Nel mondo dell’editoria, quello in cui un certo numero di dati riuniti all’interno di una pubblicazione, trasmigra – sotto la regia dell’autore e col placet dell’editore – dalla polvere di un archivio agli scaffali di una qualsiasi libreria, la distorsione della realtà, che avviene pressoché in automatico, é elevata al cubo dal fatto che 1) i documenti potrebbero essere stati scremati a monte da coloro che li hanno prodotti, o, a valle, da coloro ai quali la loro sparizione avrebbe provocato un vantaggio (come nella fattispecie del carteggio Mussolini- Churchill, finito non si sa dove); 2) che, nell’ordinare i reperti, i responsabili dell’archivio (intendendosi con questo termine ogni luogo deputato alla conservazione degli atti) possono essere stati indotti a compiere delle scelte, più o meno riconducibili alla loro sensibilità politica o al ‘momento’ in cui hanno svolto tale operazione, con la naturale conseguenza che esse riverberano su quelle dello studioso senza che egli abbia contezza della deviazione – millimetrica all’inizio, chilometrica  andando avanti –  impressa alla sua ricerca; 3) che nella maggior parte dei casi, il lavoro sui documenti, che si vorrebbe finalizzato alla fedele ricostruzione dei fatti , é contaminato dall’irrevocabile tendenza dello studioso ad avvalersi di quelli  che combaciano con l’interpretazione che gli e’ più congeniale, e, per converso, ad ignorare, quasi per forza d’inerzia, con innocente ‘nonchalance’, quelli che la disturbano .

Sembrerebbe perciò di poter dire che il fatto in sé é solo una chimera e che  ci si deve accontentare di procedere a zig zag tra varie ‘fake’ per tentare di portare a casa un frammento di verità, della Verità intera, celebrata nel libro dei sogni.

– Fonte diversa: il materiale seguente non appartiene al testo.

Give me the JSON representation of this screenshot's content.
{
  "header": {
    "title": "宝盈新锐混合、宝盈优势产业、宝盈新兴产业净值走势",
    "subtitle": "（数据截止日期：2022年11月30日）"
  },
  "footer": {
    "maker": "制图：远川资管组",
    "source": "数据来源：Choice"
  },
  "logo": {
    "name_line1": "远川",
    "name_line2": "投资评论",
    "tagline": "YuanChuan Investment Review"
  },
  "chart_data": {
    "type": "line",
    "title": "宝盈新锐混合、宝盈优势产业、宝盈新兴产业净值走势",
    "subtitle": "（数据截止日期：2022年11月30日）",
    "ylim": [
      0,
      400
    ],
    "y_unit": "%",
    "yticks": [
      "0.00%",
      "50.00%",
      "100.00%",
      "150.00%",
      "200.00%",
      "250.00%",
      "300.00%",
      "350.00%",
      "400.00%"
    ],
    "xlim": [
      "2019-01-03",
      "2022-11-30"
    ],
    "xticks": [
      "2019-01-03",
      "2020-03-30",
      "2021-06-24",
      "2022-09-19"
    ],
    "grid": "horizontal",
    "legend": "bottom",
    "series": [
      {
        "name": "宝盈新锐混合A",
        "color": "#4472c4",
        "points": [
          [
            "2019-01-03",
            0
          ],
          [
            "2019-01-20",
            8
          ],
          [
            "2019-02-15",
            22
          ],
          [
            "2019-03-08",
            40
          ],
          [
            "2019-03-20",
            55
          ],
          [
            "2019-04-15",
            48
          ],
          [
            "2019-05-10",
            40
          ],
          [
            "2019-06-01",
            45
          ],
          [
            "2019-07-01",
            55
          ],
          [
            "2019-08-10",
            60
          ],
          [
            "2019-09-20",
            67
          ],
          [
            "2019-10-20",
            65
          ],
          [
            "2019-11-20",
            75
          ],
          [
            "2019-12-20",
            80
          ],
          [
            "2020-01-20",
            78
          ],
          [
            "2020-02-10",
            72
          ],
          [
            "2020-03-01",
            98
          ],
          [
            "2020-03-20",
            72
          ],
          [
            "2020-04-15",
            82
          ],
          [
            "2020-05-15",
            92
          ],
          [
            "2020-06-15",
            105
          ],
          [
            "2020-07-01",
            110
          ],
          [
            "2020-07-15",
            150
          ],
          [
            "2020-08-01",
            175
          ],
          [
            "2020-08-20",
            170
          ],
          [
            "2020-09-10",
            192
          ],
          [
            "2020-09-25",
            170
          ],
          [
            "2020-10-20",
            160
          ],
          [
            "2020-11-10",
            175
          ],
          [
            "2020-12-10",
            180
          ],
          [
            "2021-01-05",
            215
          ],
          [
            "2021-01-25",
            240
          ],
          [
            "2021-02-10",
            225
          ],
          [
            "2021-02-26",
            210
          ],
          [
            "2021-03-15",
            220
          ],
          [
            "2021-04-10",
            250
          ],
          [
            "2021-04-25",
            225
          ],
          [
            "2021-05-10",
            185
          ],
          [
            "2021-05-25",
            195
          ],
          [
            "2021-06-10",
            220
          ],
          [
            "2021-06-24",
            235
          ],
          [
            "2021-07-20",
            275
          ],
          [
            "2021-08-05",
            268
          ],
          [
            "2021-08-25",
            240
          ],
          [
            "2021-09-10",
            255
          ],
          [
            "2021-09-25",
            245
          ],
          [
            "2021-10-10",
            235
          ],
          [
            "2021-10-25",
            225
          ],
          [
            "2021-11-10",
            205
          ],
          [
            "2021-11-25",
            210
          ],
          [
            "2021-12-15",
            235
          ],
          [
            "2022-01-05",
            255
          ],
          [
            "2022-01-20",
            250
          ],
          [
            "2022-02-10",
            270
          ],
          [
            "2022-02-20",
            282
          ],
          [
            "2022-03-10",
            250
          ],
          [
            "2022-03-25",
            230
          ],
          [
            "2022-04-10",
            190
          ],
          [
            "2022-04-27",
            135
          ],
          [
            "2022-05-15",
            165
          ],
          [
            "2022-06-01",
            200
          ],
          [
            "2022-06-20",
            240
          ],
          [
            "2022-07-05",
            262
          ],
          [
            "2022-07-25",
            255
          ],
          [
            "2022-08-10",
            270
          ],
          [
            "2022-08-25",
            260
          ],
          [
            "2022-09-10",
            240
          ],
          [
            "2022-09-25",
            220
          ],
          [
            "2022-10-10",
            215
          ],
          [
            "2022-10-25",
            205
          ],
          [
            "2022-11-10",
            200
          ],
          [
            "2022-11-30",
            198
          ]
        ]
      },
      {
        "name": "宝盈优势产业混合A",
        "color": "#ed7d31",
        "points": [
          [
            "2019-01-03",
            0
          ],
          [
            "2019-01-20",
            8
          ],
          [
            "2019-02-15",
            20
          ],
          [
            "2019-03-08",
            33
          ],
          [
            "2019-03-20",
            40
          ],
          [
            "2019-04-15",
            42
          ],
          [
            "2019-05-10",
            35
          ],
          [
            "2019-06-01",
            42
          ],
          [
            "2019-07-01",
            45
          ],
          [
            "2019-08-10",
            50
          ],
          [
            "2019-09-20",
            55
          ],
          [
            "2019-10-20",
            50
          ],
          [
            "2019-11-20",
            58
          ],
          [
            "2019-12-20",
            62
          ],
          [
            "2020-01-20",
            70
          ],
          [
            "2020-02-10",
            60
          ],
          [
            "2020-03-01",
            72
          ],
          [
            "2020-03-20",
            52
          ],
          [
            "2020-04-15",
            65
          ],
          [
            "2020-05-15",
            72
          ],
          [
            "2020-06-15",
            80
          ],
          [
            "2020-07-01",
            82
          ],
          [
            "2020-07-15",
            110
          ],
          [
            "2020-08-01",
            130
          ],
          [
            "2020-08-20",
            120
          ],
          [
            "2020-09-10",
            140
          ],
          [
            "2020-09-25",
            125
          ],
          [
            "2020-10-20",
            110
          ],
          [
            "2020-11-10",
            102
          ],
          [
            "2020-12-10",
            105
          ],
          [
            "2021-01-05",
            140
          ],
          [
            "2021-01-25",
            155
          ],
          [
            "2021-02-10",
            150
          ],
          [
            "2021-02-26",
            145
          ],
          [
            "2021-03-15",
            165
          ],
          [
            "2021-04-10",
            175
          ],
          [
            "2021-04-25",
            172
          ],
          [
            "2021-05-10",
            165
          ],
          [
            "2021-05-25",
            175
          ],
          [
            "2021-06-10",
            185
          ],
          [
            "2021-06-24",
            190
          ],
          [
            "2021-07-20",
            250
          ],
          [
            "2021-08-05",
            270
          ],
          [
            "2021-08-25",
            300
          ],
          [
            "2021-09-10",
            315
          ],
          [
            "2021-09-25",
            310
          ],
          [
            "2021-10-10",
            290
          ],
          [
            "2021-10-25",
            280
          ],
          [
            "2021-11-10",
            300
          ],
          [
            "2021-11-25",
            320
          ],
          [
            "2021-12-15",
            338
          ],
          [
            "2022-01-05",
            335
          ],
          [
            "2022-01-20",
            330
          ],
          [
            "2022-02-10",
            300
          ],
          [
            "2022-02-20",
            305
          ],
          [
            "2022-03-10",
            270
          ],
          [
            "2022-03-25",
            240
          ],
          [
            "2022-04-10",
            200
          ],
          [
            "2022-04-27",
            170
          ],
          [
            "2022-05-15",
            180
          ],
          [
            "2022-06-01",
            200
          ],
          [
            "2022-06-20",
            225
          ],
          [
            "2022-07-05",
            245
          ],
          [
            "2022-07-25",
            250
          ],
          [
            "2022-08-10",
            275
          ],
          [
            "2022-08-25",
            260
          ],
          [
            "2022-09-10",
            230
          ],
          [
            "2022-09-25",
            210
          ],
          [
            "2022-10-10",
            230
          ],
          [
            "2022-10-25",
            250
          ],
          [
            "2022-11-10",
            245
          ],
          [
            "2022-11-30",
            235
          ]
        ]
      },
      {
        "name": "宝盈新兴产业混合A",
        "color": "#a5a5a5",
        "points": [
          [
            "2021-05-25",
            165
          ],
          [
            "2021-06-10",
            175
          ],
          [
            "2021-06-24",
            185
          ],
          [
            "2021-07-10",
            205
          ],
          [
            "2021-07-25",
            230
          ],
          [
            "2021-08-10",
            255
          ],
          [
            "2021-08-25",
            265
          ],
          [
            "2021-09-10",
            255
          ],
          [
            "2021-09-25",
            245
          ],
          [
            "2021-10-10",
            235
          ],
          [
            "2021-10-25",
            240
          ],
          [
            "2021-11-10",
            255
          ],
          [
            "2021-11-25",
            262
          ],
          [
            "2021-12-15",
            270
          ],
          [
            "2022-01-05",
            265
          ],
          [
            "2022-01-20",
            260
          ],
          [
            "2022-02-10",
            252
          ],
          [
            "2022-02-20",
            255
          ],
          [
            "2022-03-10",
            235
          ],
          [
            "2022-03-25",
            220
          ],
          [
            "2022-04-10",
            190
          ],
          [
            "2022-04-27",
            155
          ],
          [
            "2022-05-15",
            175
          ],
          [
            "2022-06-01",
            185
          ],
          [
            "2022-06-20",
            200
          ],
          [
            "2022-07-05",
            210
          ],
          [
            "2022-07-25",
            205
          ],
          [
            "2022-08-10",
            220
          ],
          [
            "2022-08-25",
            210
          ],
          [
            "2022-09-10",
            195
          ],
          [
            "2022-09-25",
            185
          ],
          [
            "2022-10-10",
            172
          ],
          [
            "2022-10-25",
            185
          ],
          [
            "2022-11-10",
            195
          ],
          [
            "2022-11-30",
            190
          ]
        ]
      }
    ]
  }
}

Il problema occupa tutto lo spazio disponibile per una serrata discussione su come l’informazione faccia la differenza tra una sostanziale dittatura e una vera democrazia. I ‘sistemi’ hanno tutti incorporato una specie di Minculpop: per il loro carattere, che implica la soppressione del pensiero divergente e l’esercizio controllato delle opinioni, é un organo di cui non possono fare assolutamente a meno.  Ma l’ampia discrezionalità concessa in questi giorni agli esegeti della guerra in Ucraina, in un contesto, come quello italiano, che é allergico alle eresie, giustifica più di una riserva sulla validità dell’assunto secondo cui l’informazione langue in carcere nei regimi dittatoriali ed é libera, invece (col braccialetto elettronico stretto intorno alle caviglie) in quelli democratici che fioriscono in Occidente. In realtà, il distinguo non é così netto, e avanza pian piano il dubbio che esso non riguardi tanto il volume delle libere informazioni che circolano all’interno dei due sistemi, quanto piuttosto la strategia da essi adottata per impedire che passino attraverso il crivello quelle sgradite. Un ‘Dottor Zivago’ – il flop più clamoroso dell’attività censoria profusa dall’Unione Sovietica –  sarebbe inimmaginabile per un Paese come l’Italia, dove la selezione, improntata da diversi decenni a criteri meramente ideologici, avviene, con una procedura ‘furba’ che salva le apparenze a detrimento della sostanza, dirottando le opere disallineate verso l’editoria minore, il primo e ultimo step prima che essa si spenga, già quasi morta, su di una bancarella a Torpignattara.

 C’é di più, qui da noi, diversamente che nei distretti del pianeta dove viene fatta carne di porco dei diritti civili e il voto é quel puntino lontano che si fa fatica a vedere col cannocchiale –  l’anestesia preventiva del dissenso fa da pendant con la dinamica inflattiva dell’informazione che viene rovesciata sugli utenti, cioé sulla collettività, in quantità  industriali, di modo che le persone, sprovviste di un adeguato background culturale e soggiogate dai lampi bianchi della TV, una scatola magica monopolizzata dai discendenti di Cagliostro, non ci capiscano nulla.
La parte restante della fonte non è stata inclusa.